2) Get Honest About What You Want
Many people say they want connection, but deep down, emotional intimacy feels terrifying. Ask yourself: Am I ready to be fully seen, loved, and emotionally available myself?
3) Stop Romanticizing Potential
Falling for someone’s potential keeps you stuck in fantasy. Pay attention to their actions, not their intentions. Love isn’t about fixing it’s about mutual presence.
4) Learn to Sit With Discomfort
Choosing healthier relationships often feels uncomfortable at first. Your nervous system may crave the chaos it once knew. Learning to tolerate calm, stable love is part of healing.
5) Rebuild Self-Worth
Do the inner work that reminds you you’re worthy of emotional availability: therapy, journaling, affirmations, self-compassion practices.
6) Strengthen Boundaries
Boundaries aren’t walls; they’re filters. They help you protect your emotional energy and stay connected to your needs. When someone shows you who they are believe them, and act accordingly.
7) Seek Support
Healing relationship patterns can bring up grief, loneliness, and confusion. Working with a therapist helps you unpack those emotions safely and create new templates for love.
Learning What Healthy Love Feels Like
As you heal, you’ll start to notice that healthy love looks and feels different. It’s calm. Consistent. Grounded.
Healthy love doesn’t leave you anxious or guessing. It doesn’t rely on mixed signals or mind games. It feels safe enough for both people to be honest, vulnerable, and imperfect.
At first, that steadiness might feel boring. But over time, your nervous system will start to recognize it as peace. And that’s when you know you’re healing, when peace stops feeling like a threat.
A Gentle Reminder
If you’re realizing you’ve been drawn to emotionally unavailable people, please don’t use that insight as a weapon against yourself.

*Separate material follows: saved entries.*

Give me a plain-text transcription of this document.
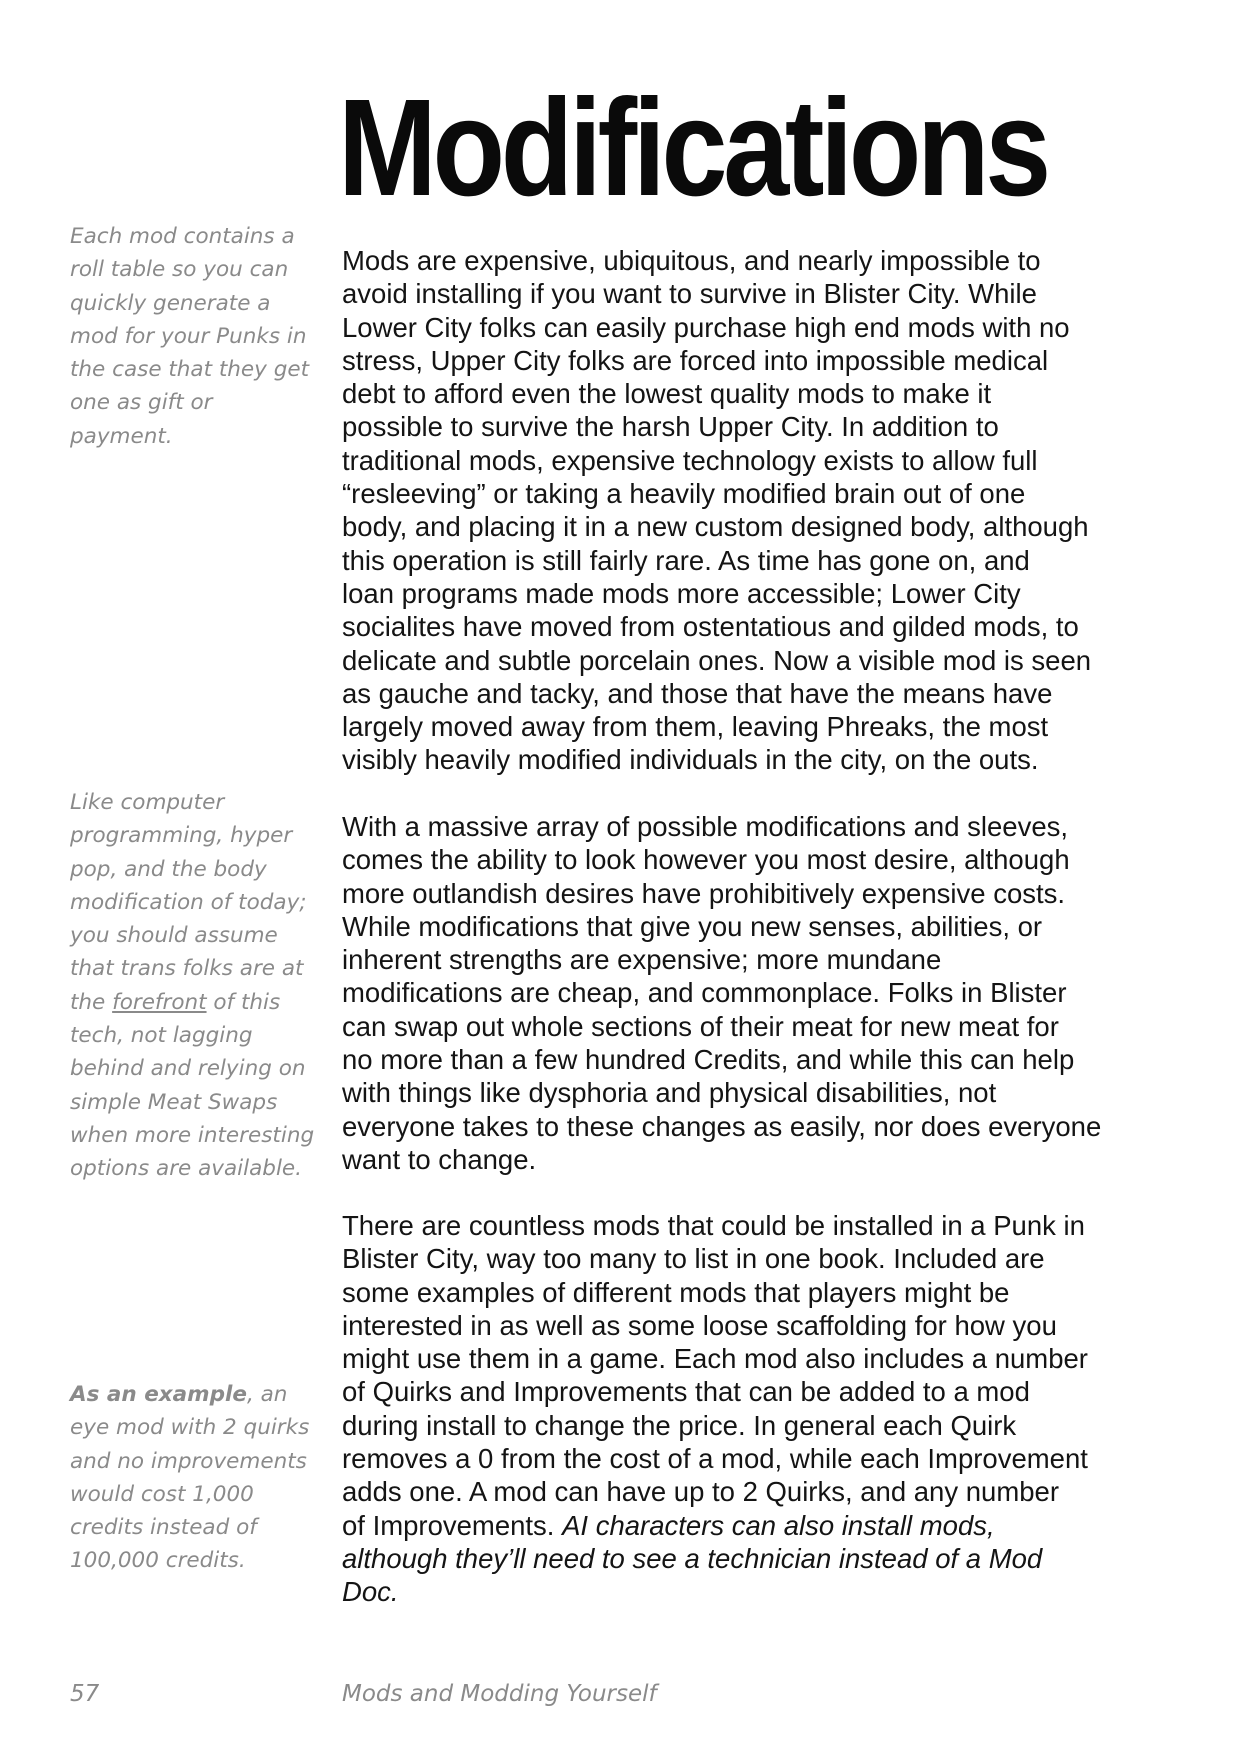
Modifications

Each mod contains a
roll table so you can
quickly generate a
mod for your Punks in
the case that they get
one as gift or
payment.

Like computer
programming, hyper
pop, and the body
modification of today;
you should assume
that trans folks are at
the forefront of this
tech, not lagging
behind and relying on
simple Meat Swaps
when more interesting
options are available.

As an example, an
eye mod with 2 quirks
and no improvements
would cost 1,000
credits instead of
100,000 credits.

Mods are expensive, ubiquitous, and nearly impossible to
avoid installing if you want to survive in Blister City. While
Lower City folks can easily purchase high end mods with no
stress, Upper City folks are forced into impossible medical
debt to afford even the lowest quality mods to make it
possible to survive the harsh Upper City. In addition to
traditional mods, expensive technology exists to allow full
“resleeving” or taking a heavily modified brain out of one
body, and placing it in a new custom designed body, although
this operation is still fairly rare. As time has gone on, and
loan programs made mods more accessible; Lower City
socialites have moved from ostentatious and gilded mods, to
delicate and subtle porcelain ones. Now a visible mod is seen
as gauche and tacky, and those that have the means have
largely moved away from them, leaving Phreaks, the most
visibly heavily modified individuals in the city, on the outs.

With a massive array of possible modifications and sleeves,
comes the ability to look however you most desire, although
more outlandish desires have prohibitively expensive costs.
While modifications that give you new senses, abilities, or
inherent strengths are expensive; more mundane
modifications are cheap, and commonplace. Folks in Blister
can swap out whole sections of their meat for new meat for
no more than a few hundred Credits, and while this can help
with things like dysphoria and physical disabilities, not
everyone takes to these changes as easily, nor does everyone
want to change.

There are countless mods that could be installed in a Punk in
Blister City, way too many to list in one book. Included are
some examples of different mods that players might be
interested in as well as some loose scaffolding for how you
might use them in a game. Each mod also includes a number
of Quirks and Improvements that can be added to a mod
during install to change the price. In general each Quirk
removes a 0 from the cost of a mod, while each Improvement
adds one. A mod can have up to 2 Quirks, and any number
of Improvements. AI characters can also install mods,
although they’ll need to see a technician instead of a Mod
Doc.

57	Mods and Modding Yourself
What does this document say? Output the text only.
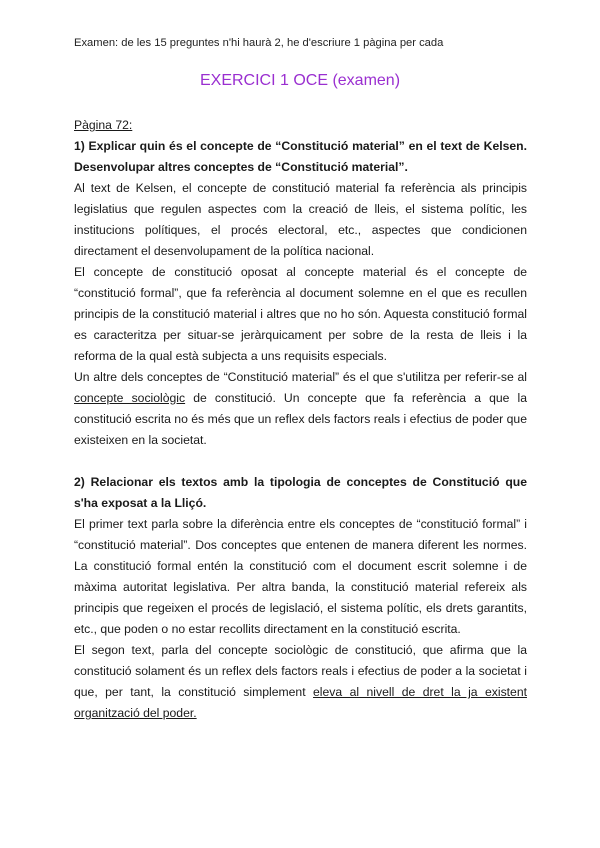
Examen: de les 15 preguntes n'hi haurà 2, he d'escriure 1 pàgina per cada
EXERCICI 1 OCE (examen)

Pàgina 72:

1) Explicar quin és el concepte de “Constitució material” en el text de Kelsen. Desenvolupar altres conceptes de “Constitució material”.

Al text de Kelsen, el concepte de constitució material fa referència als principis legislatius que regulen aspectes com la creació de lleis, el sistema polític, les institucions polítiques, el procés electoral, etc., aspectes que condicionen directament el desenvolupament de la política nacional.

El concepte de constitució oposat al concepte material és el concepte de “constitució formal”, que fa referència al document solemne en el que es recullen principis de la constitució material i altres que no ho són. Aquesta constitució formal es caracteritza per situar-se jeràrquicament per sobre de la resta de lleis i la reforma de la qual està subjecta a uns requisits especials.

Un altre dels conceptes de “Constitució material” és el que s'utilitza per referir-se al concepte sociològic de constitució. Un concepte que fa referència a que la constitució escrita no és més que un reflex dels factors reals i efectius de poder que existeixen en la societat.

2) Relacionar els textos amb la tipologia de conceptes de Constitució que s'ha exposat a la Lliçó.

El primer text parla sobre la diferència entre els conceptes de “constitució formal” i “constitució material”. Dos conceptes que entenen de manera diferent les normes. La constitució formal entén la constitució com el document escrit solemne i de màxima autoritat legislativa. Per altra banda, la constitució material refereix als principis que regeixen el procés de legislació, el sistema polític, els drets garantits, etc., que poden o no estar recollits directament en la constitució escrita.

El segon text, parla del concepte sociològic de constitució, que afirma que la constitució solament és un reflex dels factors reals i efectius de poder a la societat i que, per tant, la constitució simplement eleva al nivell de dret la ja existent organització del poder.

You were doing your best with the tools you had. You were chasing connection the only way you knew how. You were trying to heal something that started long before your adult relationships.
Awareness doesn’t mean shame, it means choice.
You can’t go back and rewrite how love first felt, but you can teach yourself what love can feel like now safe, mutual, and emotionally available.
In Closing: You Deserve to Be Met
If you take one thing away from this, let it be this:
You deserve to be met with the same emotional availability, curiosity, and care that you offer others.
Real love doesn’t require you to shrink, chase, or wait for someone to grow into the person you need. Real love shows up. It listens. It makes space for your needs.
And when you start healing the part of you that confuses distance for love, you begin to recognize emotional unavailability not as chemistry but as a cue to protect your peace.
Because love isn’t meant to feel like reaching. It’s meant to feel like rest.